TFR (Trattamento di Fine Rapporto) is a mandatory deferred severance entitlement that every employee accrues throughout employment and receives when the contract ends, regardless of the reason. Each year the employer sets aside roughly one-thirteenth-and-a-half of annual pay (about 6.91%), and the accumulated fund is revalued annually by 1.5% plus 75% of the ISTAT inflation index (source: https://www.inps.it, Art. 2120 Civil Code). From 1 July 2026, new private-sector hires are subject to automatic enrolment of TFR into supplementary pension funds under the 2026 Budget Law, so the destination of accruing TFR is a point to confirm per employee (source: https://www.gazzettaufficiale.it).
Beyond gross salary, the largest employer cost is INPS social security at roughly 30% of gross pay, followed by INAIL work-injury premiums and annual TFR accrual of about 6.91% (source: https://taxsummaries.pwc.com/italy/individual/other-taxes). Employers must also fund the 13th month payment (tredicesima), which is effectively universal and paid in December, and a 14th month (quattordicesima) where the applicable CCNL provides for it, usually paid in June or July (source: https://topsourceworldwide.com/insights/hiring-in-italy-salary-explained/). Combined, these statutory add-ons typically push the total cost of employment to around 1.3 to 1.5 times the gross salary, with the exact figure driven by the sector’s national collective agreement (CCNL).

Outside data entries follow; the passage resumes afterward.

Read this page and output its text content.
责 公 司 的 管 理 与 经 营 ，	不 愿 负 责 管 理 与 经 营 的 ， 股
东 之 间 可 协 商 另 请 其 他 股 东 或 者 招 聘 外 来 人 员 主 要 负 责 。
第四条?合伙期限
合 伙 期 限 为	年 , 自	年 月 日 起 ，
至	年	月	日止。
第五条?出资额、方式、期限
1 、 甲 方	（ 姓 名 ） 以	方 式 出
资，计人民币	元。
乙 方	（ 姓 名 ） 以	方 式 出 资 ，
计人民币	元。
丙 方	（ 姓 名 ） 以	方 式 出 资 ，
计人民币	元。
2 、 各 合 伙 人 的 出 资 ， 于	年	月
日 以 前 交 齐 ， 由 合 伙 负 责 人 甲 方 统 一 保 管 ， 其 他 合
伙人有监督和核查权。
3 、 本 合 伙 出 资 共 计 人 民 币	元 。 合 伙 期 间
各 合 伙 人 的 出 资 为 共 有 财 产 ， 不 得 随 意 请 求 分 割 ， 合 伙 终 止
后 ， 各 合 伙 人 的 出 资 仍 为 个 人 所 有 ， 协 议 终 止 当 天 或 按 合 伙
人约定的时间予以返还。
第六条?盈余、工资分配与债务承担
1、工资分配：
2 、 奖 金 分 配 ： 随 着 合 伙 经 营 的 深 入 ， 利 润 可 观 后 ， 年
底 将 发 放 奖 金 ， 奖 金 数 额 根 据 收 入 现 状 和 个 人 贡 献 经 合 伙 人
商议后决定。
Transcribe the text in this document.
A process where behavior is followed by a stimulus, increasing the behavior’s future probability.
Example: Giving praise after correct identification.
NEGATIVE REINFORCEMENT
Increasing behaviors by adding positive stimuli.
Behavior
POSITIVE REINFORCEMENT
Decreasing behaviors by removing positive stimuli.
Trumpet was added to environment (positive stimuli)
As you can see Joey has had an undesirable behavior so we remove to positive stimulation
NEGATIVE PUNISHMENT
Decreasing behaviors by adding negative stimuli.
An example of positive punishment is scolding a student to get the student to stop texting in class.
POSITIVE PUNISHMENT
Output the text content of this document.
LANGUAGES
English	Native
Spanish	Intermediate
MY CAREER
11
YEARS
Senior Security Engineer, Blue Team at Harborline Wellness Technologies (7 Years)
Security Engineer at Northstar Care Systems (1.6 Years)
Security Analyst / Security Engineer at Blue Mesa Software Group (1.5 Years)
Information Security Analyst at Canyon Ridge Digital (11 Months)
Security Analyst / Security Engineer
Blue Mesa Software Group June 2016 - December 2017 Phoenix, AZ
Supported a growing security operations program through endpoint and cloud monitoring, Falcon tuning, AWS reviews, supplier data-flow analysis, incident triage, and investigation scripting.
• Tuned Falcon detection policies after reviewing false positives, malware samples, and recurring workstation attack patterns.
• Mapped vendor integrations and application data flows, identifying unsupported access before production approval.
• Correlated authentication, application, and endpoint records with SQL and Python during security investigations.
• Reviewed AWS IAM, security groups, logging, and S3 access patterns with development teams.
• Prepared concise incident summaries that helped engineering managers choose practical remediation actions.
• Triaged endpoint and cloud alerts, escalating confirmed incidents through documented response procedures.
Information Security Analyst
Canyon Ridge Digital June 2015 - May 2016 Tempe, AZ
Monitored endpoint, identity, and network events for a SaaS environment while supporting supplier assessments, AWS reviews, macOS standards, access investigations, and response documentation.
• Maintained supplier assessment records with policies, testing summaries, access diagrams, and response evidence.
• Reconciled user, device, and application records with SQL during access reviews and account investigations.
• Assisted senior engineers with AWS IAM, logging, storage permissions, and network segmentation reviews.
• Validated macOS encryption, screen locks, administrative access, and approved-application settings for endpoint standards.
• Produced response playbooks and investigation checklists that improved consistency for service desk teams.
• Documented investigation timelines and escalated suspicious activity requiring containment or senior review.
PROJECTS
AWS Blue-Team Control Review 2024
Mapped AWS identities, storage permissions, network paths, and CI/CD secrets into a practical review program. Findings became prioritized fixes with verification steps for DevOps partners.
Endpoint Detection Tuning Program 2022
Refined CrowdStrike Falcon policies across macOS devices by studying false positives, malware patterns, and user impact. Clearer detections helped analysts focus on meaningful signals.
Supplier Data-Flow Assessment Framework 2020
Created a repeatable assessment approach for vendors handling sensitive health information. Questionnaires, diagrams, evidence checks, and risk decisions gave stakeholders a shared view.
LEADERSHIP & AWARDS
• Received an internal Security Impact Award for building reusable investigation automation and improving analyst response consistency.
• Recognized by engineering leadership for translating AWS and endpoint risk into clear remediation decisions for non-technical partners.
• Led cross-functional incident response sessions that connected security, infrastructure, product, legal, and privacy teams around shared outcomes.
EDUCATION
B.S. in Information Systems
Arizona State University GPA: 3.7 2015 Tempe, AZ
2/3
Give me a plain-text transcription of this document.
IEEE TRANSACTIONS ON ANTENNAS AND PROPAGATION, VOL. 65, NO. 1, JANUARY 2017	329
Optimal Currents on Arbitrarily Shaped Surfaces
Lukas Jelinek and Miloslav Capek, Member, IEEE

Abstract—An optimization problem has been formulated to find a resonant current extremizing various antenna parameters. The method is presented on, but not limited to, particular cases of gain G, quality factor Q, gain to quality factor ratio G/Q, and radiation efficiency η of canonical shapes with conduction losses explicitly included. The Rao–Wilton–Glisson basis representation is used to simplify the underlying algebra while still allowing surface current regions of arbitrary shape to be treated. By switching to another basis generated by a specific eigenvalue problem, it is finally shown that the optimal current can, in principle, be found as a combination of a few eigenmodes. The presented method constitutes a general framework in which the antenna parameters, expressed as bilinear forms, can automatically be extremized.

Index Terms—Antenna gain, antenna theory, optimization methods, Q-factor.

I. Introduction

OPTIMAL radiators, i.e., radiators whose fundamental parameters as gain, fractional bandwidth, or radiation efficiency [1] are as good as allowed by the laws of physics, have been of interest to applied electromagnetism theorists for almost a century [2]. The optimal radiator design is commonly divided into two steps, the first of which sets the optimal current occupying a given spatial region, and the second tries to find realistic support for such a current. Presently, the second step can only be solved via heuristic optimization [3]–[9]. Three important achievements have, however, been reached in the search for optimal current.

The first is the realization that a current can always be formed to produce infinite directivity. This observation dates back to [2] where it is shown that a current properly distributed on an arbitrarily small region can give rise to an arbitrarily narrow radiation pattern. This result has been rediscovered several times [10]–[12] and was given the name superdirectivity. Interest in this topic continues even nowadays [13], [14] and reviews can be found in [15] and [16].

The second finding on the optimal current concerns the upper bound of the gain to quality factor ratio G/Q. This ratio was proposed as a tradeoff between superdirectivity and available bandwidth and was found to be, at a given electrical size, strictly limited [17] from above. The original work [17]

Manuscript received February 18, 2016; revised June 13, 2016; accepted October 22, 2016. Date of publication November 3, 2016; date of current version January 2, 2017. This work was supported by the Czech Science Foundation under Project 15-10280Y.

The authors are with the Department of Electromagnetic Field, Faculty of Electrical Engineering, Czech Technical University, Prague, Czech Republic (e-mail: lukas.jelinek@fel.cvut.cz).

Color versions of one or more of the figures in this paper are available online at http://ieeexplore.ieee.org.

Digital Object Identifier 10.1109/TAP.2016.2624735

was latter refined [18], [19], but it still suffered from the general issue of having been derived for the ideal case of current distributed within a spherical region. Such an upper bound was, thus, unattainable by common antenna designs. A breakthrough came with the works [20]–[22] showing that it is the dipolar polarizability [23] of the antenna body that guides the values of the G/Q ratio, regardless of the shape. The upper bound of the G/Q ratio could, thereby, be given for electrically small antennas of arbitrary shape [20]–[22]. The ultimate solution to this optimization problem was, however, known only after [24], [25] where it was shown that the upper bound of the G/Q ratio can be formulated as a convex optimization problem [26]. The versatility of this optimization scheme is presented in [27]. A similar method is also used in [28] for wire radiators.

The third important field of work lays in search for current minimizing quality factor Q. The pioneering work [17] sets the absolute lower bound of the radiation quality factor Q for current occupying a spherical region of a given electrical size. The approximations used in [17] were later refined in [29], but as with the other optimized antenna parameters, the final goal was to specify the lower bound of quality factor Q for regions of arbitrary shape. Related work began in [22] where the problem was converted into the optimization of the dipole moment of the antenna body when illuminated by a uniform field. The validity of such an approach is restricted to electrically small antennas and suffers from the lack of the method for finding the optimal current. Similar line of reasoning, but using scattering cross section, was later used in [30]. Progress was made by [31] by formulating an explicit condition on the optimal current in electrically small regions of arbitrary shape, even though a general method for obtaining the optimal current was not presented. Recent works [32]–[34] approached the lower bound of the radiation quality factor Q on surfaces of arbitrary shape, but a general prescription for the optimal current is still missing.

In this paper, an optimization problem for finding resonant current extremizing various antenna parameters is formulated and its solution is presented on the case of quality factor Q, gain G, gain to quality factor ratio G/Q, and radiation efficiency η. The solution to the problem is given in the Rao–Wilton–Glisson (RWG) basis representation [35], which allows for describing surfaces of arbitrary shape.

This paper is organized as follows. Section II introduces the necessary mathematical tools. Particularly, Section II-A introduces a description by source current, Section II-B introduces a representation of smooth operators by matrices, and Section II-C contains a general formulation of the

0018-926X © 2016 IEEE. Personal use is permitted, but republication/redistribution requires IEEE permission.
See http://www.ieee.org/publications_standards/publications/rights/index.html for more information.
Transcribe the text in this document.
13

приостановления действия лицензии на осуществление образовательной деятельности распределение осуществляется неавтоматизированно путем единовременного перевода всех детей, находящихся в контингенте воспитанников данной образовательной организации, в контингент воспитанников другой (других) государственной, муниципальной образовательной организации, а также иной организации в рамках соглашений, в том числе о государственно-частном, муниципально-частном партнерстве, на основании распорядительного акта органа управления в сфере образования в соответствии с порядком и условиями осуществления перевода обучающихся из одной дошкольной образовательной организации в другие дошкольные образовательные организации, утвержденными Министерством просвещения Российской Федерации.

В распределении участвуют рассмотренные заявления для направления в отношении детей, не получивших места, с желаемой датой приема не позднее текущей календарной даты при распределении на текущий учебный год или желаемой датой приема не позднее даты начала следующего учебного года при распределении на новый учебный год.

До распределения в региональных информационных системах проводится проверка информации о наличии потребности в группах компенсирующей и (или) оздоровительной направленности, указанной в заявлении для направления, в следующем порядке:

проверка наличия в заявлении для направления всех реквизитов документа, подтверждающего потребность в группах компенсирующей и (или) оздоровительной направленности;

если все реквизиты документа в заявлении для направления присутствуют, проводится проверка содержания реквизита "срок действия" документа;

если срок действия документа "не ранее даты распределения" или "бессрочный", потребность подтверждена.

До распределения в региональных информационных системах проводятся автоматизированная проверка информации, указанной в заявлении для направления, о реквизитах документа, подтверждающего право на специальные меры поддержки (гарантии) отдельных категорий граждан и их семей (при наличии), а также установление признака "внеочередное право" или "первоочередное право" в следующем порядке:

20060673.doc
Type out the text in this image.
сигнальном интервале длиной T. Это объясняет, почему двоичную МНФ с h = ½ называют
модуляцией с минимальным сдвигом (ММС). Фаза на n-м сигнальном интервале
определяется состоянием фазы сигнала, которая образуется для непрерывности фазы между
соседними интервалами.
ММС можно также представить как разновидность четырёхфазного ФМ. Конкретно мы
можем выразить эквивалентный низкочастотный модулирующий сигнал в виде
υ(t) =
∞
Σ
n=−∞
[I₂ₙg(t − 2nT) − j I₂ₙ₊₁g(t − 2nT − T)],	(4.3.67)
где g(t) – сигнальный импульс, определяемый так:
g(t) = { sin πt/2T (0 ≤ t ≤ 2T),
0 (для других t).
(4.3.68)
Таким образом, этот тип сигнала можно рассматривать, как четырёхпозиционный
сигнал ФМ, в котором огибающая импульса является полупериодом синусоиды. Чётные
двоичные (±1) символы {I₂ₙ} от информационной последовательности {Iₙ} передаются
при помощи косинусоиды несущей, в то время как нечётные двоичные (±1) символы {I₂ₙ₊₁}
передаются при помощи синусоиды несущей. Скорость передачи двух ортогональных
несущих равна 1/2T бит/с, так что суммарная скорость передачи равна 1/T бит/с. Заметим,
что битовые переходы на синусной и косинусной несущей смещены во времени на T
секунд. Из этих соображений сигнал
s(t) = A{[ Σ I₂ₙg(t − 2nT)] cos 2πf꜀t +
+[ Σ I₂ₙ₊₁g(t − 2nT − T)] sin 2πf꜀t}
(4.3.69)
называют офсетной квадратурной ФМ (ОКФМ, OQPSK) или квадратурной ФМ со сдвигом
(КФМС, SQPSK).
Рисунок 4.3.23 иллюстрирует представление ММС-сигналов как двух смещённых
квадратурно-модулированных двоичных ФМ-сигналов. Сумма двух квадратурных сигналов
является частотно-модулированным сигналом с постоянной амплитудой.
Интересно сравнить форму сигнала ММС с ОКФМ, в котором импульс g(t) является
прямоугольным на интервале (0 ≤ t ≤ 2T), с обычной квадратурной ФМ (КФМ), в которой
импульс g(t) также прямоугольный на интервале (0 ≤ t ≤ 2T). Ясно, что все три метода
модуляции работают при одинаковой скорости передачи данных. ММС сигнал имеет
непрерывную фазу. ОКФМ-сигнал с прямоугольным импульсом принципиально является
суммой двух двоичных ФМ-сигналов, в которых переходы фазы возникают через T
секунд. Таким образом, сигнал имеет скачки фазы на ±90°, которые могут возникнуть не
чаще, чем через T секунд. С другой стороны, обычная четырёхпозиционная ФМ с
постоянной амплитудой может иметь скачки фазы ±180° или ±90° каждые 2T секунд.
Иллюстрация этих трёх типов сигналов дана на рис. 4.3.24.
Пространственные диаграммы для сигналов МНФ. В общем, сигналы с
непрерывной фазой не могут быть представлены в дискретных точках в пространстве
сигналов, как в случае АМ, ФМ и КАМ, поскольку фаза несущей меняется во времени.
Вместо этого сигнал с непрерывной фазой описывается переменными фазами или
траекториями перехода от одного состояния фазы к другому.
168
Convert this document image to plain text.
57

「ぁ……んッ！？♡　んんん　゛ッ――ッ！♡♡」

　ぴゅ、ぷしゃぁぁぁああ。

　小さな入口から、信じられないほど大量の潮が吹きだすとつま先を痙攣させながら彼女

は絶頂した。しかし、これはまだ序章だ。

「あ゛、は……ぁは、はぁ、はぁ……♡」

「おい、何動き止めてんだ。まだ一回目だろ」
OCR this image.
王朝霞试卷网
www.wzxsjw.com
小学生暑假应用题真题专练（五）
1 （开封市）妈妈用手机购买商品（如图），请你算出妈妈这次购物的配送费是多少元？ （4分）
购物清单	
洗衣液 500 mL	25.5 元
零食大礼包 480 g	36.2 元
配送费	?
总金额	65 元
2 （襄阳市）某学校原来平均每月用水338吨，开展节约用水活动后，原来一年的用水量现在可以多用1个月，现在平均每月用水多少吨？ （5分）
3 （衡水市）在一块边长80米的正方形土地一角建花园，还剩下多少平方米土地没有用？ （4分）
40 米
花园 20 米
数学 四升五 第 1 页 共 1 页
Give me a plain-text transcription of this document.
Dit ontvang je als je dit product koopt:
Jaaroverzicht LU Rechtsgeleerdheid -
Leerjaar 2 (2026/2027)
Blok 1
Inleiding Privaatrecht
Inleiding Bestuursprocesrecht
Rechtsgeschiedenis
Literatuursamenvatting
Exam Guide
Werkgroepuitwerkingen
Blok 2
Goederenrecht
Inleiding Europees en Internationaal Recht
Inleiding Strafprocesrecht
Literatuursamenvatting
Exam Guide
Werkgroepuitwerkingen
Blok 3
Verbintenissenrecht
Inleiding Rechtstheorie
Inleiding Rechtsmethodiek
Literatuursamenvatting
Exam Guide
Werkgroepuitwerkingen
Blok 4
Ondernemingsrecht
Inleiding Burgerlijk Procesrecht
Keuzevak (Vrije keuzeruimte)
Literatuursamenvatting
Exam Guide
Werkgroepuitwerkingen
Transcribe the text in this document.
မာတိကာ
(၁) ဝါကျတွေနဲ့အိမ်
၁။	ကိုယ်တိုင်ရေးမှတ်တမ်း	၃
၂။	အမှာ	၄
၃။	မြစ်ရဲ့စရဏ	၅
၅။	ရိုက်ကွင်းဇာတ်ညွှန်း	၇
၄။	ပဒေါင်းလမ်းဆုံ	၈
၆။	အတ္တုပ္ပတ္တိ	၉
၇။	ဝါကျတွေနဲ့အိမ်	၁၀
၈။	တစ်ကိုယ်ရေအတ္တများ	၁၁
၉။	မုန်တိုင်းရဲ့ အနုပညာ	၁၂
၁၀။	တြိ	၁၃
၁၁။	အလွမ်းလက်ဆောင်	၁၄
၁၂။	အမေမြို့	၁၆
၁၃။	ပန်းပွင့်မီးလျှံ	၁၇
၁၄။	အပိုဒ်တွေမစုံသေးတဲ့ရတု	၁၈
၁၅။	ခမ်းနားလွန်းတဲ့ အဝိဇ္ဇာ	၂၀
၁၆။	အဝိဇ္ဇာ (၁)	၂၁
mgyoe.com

Running your own payroll normally requires an Italian legal entity registered with INPS, INAIL and the tax authorities, a process that can take several months and carry ongoing compliance overhead. An Employer of Record (EOR) is a compliant alternative: it becomes the legal employer, hires staff under a valid CCNL and handles all withholdings and filings, letting you hire within days without incorporating. In Italy an EOR must be a provider licensed by the Ministry of Labour, and note that an EOR does not by itself eliminate permanent-establishment risk, so employees with contracting authority or a fixed place of business can still create a taxable presence for the foreign company.